|
From: | Kyeong Su Shin |
Subject: | Re: Galileo Frequency Shifting and Filtering |
Date: | Thu, 2 Mar 2023 04:58:06 +0000 |
Hello all:
Marcus is obviously right (thank you for pointing out the issues); I was actually thinking about the amplifier(s) in the active antenna, but I forgot to clearify that in my e-mail.

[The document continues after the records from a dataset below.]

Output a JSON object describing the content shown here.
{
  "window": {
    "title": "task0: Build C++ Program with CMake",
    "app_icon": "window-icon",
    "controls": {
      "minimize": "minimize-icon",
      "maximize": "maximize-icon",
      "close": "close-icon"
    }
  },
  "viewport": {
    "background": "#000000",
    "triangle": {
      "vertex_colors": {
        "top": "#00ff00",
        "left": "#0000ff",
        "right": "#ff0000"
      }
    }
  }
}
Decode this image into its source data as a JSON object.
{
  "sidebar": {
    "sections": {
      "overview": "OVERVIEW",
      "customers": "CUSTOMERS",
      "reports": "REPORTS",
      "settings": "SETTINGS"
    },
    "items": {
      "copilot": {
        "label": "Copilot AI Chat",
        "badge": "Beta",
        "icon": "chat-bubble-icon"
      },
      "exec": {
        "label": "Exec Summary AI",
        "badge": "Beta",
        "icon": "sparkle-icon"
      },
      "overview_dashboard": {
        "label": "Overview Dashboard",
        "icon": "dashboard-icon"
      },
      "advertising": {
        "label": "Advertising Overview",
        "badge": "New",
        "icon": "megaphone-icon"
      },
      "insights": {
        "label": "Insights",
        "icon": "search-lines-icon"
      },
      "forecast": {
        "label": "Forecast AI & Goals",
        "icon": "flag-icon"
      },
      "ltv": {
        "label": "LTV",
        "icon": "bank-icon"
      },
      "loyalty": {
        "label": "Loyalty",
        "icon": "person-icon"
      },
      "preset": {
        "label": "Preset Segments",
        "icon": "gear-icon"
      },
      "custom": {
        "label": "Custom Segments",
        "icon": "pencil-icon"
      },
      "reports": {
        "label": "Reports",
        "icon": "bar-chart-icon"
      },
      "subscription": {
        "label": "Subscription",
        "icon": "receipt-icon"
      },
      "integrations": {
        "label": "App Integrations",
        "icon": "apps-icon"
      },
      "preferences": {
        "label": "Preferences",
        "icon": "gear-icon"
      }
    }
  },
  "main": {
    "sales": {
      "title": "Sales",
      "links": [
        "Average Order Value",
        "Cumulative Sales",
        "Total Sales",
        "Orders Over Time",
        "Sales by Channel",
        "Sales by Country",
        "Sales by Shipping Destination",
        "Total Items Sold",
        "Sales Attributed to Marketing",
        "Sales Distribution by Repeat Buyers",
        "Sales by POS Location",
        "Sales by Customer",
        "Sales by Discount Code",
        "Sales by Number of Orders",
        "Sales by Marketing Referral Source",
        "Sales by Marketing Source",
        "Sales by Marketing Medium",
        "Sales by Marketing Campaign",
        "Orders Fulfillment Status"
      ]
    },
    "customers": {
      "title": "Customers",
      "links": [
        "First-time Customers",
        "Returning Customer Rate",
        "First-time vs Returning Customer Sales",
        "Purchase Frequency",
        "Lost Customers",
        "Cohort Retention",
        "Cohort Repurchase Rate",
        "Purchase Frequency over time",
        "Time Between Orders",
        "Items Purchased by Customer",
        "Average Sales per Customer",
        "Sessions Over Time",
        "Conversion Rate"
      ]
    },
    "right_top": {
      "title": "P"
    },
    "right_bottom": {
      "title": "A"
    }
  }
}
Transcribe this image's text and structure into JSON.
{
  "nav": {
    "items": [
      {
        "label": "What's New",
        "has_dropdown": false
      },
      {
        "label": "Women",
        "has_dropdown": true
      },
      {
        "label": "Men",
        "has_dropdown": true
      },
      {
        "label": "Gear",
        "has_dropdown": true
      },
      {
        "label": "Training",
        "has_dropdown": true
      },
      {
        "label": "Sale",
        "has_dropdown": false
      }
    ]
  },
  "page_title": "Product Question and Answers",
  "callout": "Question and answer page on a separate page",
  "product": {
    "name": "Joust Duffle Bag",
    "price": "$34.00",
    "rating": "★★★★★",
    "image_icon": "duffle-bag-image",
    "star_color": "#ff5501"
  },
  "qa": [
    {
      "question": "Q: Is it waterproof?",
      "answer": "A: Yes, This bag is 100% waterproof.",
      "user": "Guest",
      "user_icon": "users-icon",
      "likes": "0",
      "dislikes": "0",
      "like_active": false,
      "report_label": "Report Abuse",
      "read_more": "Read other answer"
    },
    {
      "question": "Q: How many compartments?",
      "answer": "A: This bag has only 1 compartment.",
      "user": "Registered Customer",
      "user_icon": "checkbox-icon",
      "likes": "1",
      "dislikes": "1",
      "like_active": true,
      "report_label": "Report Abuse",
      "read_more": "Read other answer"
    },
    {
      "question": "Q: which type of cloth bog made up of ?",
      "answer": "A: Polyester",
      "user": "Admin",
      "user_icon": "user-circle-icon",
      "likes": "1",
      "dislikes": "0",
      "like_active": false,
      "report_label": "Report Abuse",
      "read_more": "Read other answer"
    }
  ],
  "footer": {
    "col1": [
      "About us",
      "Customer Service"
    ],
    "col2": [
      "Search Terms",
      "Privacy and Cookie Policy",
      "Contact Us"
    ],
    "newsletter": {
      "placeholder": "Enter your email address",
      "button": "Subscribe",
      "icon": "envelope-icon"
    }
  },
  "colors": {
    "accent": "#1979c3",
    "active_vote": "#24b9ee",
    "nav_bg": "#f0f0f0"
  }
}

Adding additional amplification stages after that does not help much (assuming that the receivers already have necessary amplification stages).
Regards,
Kyeong Su Shin
보낸 사람: Marcus D. Leech <patchvonbraun@gmail.com> 대신 discuss-gnuradio-bounces+ksshin=postech.ac.kr@gnu.org <discuss-gnuradio-bounces+ksshin=postech.ac.kr@gnu.org>
보낸 날짜: 2023년 3월 2일 목요일 오전 4:08 받는 사람: discuss-gnuradio@gnu.org <discuss-gnuradio@gnu.org> 제목: Re: Galileo Frequency Shifting and Filtering On 01/03/2023 13:01, Kyeong Su Shin wrote:
I'll point out that: (A) Most "active" GPS/GNSS antennas have an LNA, and the antenna structure is a printed-on-high-Er-ceramic patch antenna. Such antennas are quite narrow-band, so, there's already filtering ahead of the pre-amp. Such antennas are also, unfortunately, lossy, even within the pass-band. If you care about noise figure, then your receiver noise-figure doesn't really matter as much as the LNA that physics and coaxial cable dictates you have right up at the antenna. Unless your receiver is literally dangling off the antenna outdoors, its noise figure (as long as it isn't totally horrific) doesn't actually matter that much because you'll have an LNA right up at the antenna. Active GPS/GNSS antennas satisfy this requirement already to a great extent. The problem is that in most environments (except perhaps rural and middle-of-nowhere), you *need* some filtering ahead of the LNA, which necessarily eats into the noise figure of the LNA. (See, as you say, Friis noise chain analysis). The only situation in which you'd see the signal (as an extended increase in the apparent noise floor) is when your front-end noise figure is really really low, and perhaps you're pointing at only a single GPS satellite. The "trick" in GPS and similar spread-spectrum systems is that if you know the spreading code and offset, you can "despread" the signal, vastly increasing the effective SNR on the underlying BPSK signal and proceed from there. But the signal architecture was *deliberately* designed so that you couldn't "see" it with ordinary equipment if you didn't know the spreading code.